虽然华浩这番话在语言上并不为村众们所理解,但是华浩却用他无与伦比的神态对这番话做了绝妙的翻译,村众们个个如有神助,全都领会了华浩的意思,一个个被感染得满面桃红,捶胸顿足地喊:“不会,不会!你不会离开,不会死,你永远活动在我们每个人的身体上!”
华浩暗暗运了一下气,发现还有很多正气,于是又正气凛然地说道:“乡亲们拉!我谢谢你们的信任,你们的信任就是老天给我的信任,这将使我增添万倍的豪气和激情,我将斩尽所有的荆棘,直面所有的死亡,为了老天爷给我的使命,我,华浩,一万年以后可以不活,但是,现在,我必须和你们大家一起,好好地活着,带领大家一生一世!带领大家永远不死!不过,可能事业大成之前必定要受些波折,既然你们如此信任我,我也就可以和你们掏心掏肺了,由于我们事业的完成有时候还必须依赖尘世,所以虽然我的身心永远和你们在一起,但是我的俗体有时候还必须在尘世活动一下,而我现在在尘间就遇到了一些麻烦,一个俗人最近总是对我纠缠不息,也还有一些俗务未了,我这次显身出来就是要来告诉你们,我必须回去将这些俗人俗务做一番彻底清理,然后我将不受任何尘缘牵挂,全身心投入我们的事业,也就是说,我们的事业现在要经历一场火山爆发前的安静、高潮来临前的窒息。
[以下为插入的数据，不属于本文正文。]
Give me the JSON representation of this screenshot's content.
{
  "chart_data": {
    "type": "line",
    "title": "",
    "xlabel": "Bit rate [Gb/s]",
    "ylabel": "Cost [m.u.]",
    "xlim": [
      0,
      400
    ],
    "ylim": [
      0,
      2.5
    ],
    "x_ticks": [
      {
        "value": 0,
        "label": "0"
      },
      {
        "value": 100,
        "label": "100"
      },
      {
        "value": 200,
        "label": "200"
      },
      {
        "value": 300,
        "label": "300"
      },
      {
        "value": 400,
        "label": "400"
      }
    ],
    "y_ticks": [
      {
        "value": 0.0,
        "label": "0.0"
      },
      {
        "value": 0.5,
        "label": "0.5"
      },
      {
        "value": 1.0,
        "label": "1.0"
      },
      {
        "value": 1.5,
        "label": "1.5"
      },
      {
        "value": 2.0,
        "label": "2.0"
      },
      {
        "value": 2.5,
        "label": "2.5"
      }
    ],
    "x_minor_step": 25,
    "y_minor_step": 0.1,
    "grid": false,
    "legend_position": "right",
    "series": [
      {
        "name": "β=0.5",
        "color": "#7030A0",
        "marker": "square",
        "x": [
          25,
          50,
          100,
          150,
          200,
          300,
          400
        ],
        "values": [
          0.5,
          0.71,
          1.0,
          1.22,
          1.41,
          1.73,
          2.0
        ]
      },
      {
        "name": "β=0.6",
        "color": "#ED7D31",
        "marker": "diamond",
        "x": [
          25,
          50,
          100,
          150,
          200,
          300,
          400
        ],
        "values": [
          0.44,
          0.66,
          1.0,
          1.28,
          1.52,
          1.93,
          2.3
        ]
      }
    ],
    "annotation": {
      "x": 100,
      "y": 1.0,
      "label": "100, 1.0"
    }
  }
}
在这个阶段,大家可以养饿蓄乏,不安其所,喝点稀粥,吃点野菜,将肚子弄得空空的,等着爆发后再暴饮暴食、大快朵颐吧!当然,前次村民大会下达的指令要有条不紊地继续执行,那些有外出打工尚未返家的家人的乡亲,请尽快督促他们回家。否则,我将建议万岭村长开除其苦根村村籍。大家听明白了没?”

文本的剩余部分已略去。